The three new recruits to the pro-European Union faction – Anna Soubry, Sarah Wollaston, and Heidi Allen – said in an open letter to the prime minister on Wednesday that they jumped ship because the ruling Conservative Party had drifted too far to the right, and that it had become dominated by anti-EU sentiment.

"We no longer feel we can remain in the party of a government whose policies and priorities are so firmly in the grip of the ERG and DUP," the trio wrote, in reference to the hardline anti-EU component of the Conservative Party known as the European Research Group, or ERG, and the Democratic Unionist Party, a small political party that has formed a loose coalition with the Conservatives and that holds great sway over the government.

"Brexit has re-defined the Conservative Party – undoing all the efforts to modernize it," they wrote. "There has been a dismal failure to stand up to the hardline ERG, which operates openly as a party within a party."

The BBC reported that Theresa May said she was "saddened" by the departures. The prime minister insisted the Conservatives would "always offer ... decent, moderate and patriotic politics" and said withdrawing from the EU had been "a source of disagreement both in our party and our country for a long time". She said "ending that membership after four decades was never going to be easy".

On Tuesday evening, Labour Party MP Joan Ryan also defected to the Independent Group, saying she was disillusioned with Labour's inability to oppose Brexit and its failure to tackle anti-Semitism in the party.

The three former Conservative Party MPs said they will sit in Parliament as independents, like the eight MPs who have quit Labour.
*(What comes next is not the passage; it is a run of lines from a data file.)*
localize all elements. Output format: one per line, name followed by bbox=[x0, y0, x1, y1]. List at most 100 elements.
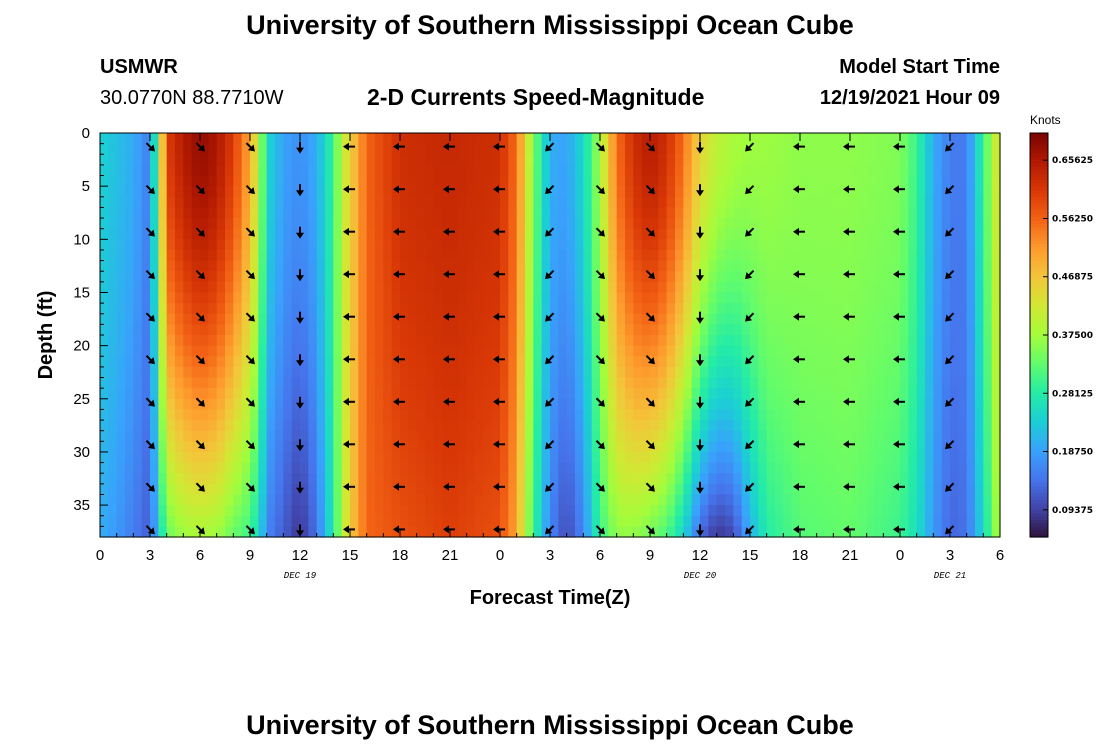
heatmap-cell bbox=[425, 186, 434, 198]
heatmap-cell bbox=[383, 324, 393, 336]
heatmap-cell bbox=[275, 281, 284, 294]
heatmap-cell bbox=[333, 505, 343, 517]
heatmap-cell bbox=[408, 239, 418, 251]
heatmap-cell bbox=[408, 398, 418, 411]
heatmap-cell bbox=[758, 154, 768, 166]
heatmap-cell bbox=[358, 228, 368, 240]
heatmap-cell bbox=[133, 398, 143, 411]
heatmap-cell bbox=[991, 398, 1001, 411]
heatmap-cell bbox=[850, 164, 859, 177]
heatmap-cell bbox=[541, 409, 551, 421]
heatmap-cell bbox=[366, 462, 376, 474]
current-vector bbox=[443, 440, 455, 449]
heatmap-cell bbox=[183, 313, 193, 325]
heatmap-cell bbox=[216, 515, 226, 527]
heatmap-cell bbox=[225, 218, 234, 230]
heatmap-cell bbox=[483, 462, 493, 474]
heatmap-cell bbox=[775, 186, 784, 198]
heatmap-cell bbox=[141, 430, 151, 442]
heatmap-cell bbox=[266, 462, 276, 474]
heatmap-cell bbox=[616, 451, 626, 464]
heatmap-cell bbox=[750, 313, 759, 325]
heatmap-cell bbox=[583, 271, 593, 283]
heatmap-cell bbox=[233, 196, 243, 209]
heatmap-cell bbox=[816, 303, 826, 315]
heatmap-cell bbox=[800, 420, 809, 432]
heatmap-cell bbox=[916, 473, 926, 485]
heatmap-cell bbox=[975, 409, 984, 421]
heatmap-cell bbox=[108, 196, 118, 209]
heatmap-cell bbox=[458, 154, 468, 166]
heatmap-cell bbox=[958, 292, 968, 304]
heatmap-cell bbox=[400, 271, 409, 283]
heatmap-cell bbox=[858, 313, 868, 325]
heatmap-cell bbox=[208, 154, 218, 166]
heatmap-cell bbox=[891, 207, 901, 219]
heatmap-cell bbox=[891, 281, 901, 294]
heatmap-cell bbox=[600, 515, 609, 527]
heatmap-cell bbox=[341, 409, 351, 421]
heatmap-cell bbox=[408, 164, 418, 177]
heatmap-cell bbox=[133, 133, 143, 145]
heatmap-cell bbox=[575, 366, 584, 379]
heatmap-cell bbox=[933, 345, 943, 357]
heatmap-cell bbox=[200, 154, 209, 166]
heatmap-cell bbox=[741, 420, 751, 432]
heatmap-cell bbox=[800, 388, 809, 400]
heatmap-cell bbox=[366, 164, 376, 177]
heatmap-cell bbox=[925, 218, 934, 230]
heatmap-cell bbox=[816, 133, 826, 145]
vector-head bbox=[443, 482, 449, 491]
heatmap-cell bbox=[108, 398, 118, 411]
heatmap-cell bbox=[675, 441, 684, 453]
heatmap-cell bbox=[933, 526, 943, 538]
heatmap-cell bbox=[766, 420, 776, 432]
heatmap-cell bbox=[816, 186, 826, 198]
heatmap-cell bbox=[650, 409, 659, 421]
vector-head bbox=[147, 229, 155, 237]
heatmap-cell bbox=[133, 196, 143, 209]
heatmap-cell bbox=[341, 430, 351, 442]
heatmap-cell bbox=[325, 133, 334, 145]
heatmap-cell bbox=[866, 207, 876, 219]
heatmap-cell bbox=[616, 133, 626, 145]
heatmap-cell bbox=[333, 526, 343, 538]
heatmap-cell bbox=[450, 451, 459, 464]
heatmap-cell bbox=[208, 515, 218, 527]
heatmap-cell bbox=[858, 345, 868, 357]
vector-head bbox=[745, 357, 753, 365]
heatmap-cell bbox=[266, 228, 276, 240]
heatmap-cell bbox=[925, 420, 934, 432]
heatmap-cell bbox=[550, 473, 559, 485]
heatmap-cell bbox=[200, 335, 209, 347]
heatmap-cell bbox=[483, 335, 493, 347]
heatmap-cell bbox=[650, 388, 659, 400]
heatmap-cell bbox=[266, 483, 276, 496]
heatmap-cell bbox=[983, 409, 993, 421]
heatmap-cell bbox=[883, 271, 893, 283]
heatmap-cell bbox=[883, 260, 893, 272]
heatmap-cell bbox=[775, 164, 784, 177]
heatmap-cell bbox=[350, 186, 359, 198]
heatmap-cell bbox=[650, 175, 659, 187]
heatmap-cell bbox=[933, 515, 943, 527]
heatmap-cell bbox=[675, 271, 684, 283]
heatmap-cell bbox=[316, 260, 326, 272]
heatmap-cell bbox=[325, 526, 334, 538]
x-tick-label: 15 bbox=[742, 547, 759, 564]
heatmap-cell bbox=[416, 526, 426, 538]
heatmap-cell bbox=[858, 366, 868, 379]
heatmap-cell bbox=[991, 196, 1001, 209]
heatmap-cell bbox=[300, 441, 309, 453]
heatmap-cell bbox=[625, 281, 634, 294]
heatmap-cell bbox=[925, 345, 934, 357]
heatmap-cell bbox=[550, 377, 559, 389]
heatmap-cell bbox=[875, 515, 884, 527]
heatmap-cell bbox=[233, 526, 243, 538]
heatmap-cell bbox=[275, 345, 284, 357]
heatmap-cell bbox=[433, 324, 443, 336]
heatmap-cell bbox=[283, 271, 293, 283]
heatmap-cell bbox=[350, 430, 359, 442]
heatmap-cell bbox=[875, 430, 884, 442]
heatmap-cell bbox=[191, 377, 201, 389]
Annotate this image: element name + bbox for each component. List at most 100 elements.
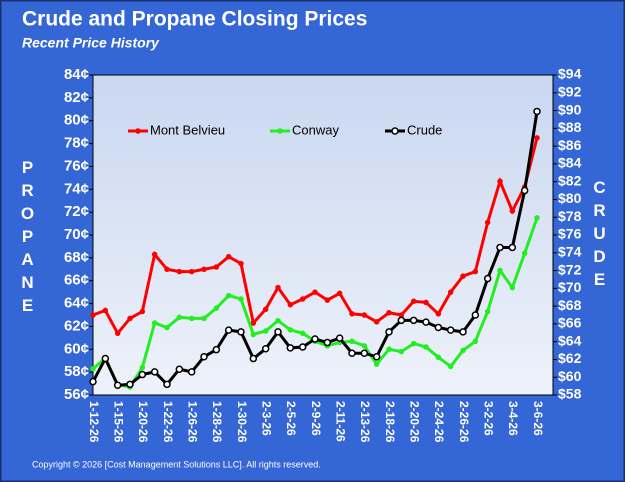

The Independent Group is not yet an official political party but Chuka Umunna, one of its de facto leaders, told the Guardian newspaper he hopes the grouping will become a party by the end of the year.

Members of the Independent Group have expressed support for the United Kingdom remaining a member of the EU, and would like a second referendum on the issue.

The departure of the three MPs from the Conservative Party leaves May with an even slimmer Commons majority than she had before and means she will find it harder to win support for her much-criticized Brexit divorce deal.